I have a few questions and they are also easy to ask in the context of the following example,
so I was asked to classify the singularity at $z=0$
of $$f(z)=z^{2}/(e^{z}-1)$$
My first thought was that the limit as z goes to $0$ is $0$ by L'Hospital rule.
So first question, does that automatically rule out that $z=0$ is a pole? My thought is yes.
So we could either have a removable , or a essential singularity.
Now here is the second part of my question
I know $$e^{z}=1+z+z^{2}/2!+z^{3}/3!+O(z^{4})$$
so
$$e^{z}-1=z+z^{2}/2!+z^{3}/3!+O(z^{4})$$
So $$f(z)=\frac{z^2}{z^{2}/2!+z^{3}/3!+(O(z^{4}))}$$
but that doesn't get me much because I know that dividing power series in general we want to avoid.
But now, looking at $f(z)$, is there something that an experienced eye can simply note which gives away which type of singularity we have?
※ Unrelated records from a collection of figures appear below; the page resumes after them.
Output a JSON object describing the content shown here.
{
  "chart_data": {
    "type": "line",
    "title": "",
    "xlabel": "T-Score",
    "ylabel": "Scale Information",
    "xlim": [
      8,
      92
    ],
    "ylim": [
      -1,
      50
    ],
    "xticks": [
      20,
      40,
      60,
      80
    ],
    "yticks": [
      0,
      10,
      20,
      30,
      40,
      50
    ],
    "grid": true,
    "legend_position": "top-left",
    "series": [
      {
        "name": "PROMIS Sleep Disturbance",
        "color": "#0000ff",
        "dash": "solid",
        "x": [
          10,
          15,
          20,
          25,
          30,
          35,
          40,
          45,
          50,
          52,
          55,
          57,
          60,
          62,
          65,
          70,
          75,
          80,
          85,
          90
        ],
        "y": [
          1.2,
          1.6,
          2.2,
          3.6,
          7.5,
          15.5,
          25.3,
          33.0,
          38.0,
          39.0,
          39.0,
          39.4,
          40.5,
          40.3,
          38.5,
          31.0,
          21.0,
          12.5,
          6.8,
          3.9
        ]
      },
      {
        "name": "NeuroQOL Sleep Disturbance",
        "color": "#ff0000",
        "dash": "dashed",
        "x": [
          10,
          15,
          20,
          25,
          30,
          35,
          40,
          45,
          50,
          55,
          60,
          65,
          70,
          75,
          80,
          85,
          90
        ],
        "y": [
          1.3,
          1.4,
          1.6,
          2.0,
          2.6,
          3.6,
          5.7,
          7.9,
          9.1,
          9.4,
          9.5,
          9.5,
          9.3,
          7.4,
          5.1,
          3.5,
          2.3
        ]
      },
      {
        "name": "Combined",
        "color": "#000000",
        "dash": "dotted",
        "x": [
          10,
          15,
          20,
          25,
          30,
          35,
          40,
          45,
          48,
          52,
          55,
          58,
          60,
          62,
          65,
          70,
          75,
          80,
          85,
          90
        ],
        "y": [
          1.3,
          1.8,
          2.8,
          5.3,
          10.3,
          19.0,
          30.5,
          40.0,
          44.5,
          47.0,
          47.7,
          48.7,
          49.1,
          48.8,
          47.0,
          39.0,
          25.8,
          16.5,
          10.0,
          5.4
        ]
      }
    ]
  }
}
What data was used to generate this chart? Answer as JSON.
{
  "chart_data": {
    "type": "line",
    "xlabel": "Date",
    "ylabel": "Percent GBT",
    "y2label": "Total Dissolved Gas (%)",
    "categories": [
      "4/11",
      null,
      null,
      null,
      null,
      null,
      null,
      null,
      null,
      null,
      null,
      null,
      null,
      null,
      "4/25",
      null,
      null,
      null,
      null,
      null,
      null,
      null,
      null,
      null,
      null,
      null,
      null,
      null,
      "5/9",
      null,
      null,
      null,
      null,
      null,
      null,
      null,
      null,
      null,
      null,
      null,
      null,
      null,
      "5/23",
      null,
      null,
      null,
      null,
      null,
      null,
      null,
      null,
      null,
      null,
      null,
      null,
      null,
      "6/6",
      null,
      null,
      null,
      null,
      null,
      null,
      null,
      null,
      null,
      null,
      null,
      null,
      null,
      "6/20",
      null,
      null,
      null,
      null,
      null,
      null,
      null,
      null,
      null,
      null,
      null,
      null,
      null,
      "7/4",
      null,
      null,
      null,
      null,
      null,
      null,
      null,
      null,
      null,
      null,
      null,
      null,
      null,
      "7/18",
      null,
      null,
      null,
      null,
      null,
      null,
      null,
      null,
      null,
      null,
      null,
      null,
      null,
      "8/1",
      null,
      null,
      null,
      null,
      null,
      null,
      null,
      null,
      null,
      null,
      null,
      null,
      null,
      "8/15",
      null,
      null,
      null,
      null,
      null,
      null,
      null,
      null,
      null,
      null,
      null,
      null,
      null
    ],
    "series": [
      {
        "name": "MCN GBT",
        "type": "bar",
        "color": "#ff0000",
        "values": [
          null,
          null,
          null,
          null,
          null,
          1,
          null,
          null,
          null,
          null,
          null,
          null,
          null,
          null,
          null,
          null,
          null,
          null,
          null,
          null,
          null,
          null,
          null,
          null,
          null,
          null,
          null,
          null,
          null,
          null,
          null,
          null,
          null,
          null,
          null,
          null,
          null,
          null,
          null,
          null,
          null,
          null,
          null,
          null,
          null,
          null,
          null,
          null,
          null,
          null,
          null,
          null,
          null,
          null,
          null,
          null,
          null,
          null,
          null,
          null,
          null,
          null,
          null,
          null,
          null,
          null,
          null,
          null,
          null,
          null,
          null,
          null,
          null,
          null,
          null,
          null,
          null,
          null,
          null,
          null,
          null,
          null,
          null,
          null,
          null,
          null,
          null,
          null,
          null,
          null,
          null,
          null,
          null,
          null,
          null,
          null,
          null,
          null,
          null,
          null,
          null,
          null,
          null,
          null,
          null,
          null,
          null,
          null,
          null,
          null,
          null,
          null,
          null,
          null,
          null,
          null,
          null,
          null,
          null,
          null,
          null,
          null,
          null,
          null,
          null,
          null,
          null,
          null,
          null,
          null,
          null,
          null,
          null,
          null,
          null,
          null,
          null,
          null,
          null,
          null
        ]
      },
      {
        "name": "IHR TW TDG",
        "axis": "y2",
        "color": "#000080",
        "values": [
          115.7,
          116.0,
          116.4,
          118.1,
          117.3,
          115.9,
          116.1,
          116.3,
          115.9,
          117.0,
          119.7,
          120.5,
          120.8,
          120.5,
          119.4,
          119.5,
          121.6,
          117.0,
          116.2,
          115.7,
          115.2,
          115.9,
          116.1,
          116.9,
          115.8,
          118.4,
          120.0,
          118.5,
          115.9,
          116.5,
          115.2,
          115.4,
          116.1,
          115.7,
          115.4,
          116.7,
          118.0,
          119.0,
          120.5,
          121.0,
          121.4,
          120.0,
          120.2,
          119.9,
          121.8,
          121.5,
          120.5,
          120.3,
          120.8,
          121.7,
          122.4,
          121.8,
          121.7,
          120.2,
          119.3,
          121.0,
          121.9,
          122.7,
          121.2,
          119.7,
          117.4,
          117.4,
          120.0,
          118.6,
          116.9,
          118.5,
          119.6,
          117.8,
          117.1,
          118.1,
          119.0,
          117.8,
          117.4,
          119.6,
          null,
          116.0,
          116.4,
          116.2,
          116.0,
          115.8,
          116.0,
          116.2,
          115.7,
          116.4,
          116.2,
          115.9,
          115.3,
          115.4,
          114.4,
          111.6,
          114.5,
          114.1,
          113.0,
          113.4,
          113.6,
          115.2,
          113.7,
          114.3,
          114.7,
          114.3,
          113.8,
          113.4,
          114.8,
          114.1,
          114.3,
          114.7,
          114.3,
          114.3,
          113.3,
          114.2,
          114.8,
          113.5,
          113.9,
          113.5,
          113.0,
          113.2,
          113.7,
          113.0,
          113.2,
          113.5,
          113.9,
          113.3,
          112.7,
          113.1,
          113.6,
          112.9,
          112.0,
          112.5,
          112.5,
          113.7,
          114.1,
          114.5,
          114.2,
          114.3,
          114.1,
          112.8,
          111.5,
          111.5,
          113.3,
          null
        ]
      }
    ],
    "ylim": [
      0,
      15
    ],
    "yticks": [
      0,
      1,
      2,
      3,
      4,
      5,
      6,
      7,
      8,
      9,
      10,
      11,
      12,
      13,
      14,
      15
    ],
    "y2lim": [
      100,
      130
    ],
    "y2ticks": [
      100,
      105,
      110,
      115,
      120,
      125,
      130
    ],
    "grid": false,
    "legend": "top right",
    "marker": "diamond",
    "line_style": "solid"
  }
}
My thoughts are that it is removable, but I am not sure if that is true, and if so how to prove it.
So any advice?
Update: The book claims this is an essential singularity. Now im confused
Thanks
Don't forget that you can take $\;z\;$ very close to zero and since we're only interested to know how the Laurent (or power) series around that point behaves, we can "chop off" many summands and use, for example, the development for geometric series:
$$\frac{z^2}{e^z-1}=\frac{z^2}{\left(1+z+\frac{z^2}2+\ldots\right)-1}=\frac{z^2}{z\left(1+\frac z2+\ldots\right)}=$$
$$z\left(1-\frac z2+\frac{z^2}4-\ldots\right)=z-\frac{z^2}2+\ldots\implies$$
we have that $\;z=0\;$ is a removable singularity as we get above a power series (or, if you prefer, the function's principal part of its Laurent series about that singularity is zero).
I've found along the years this method very useful to evaluate residues, kinds of singularities, etc. for many functions.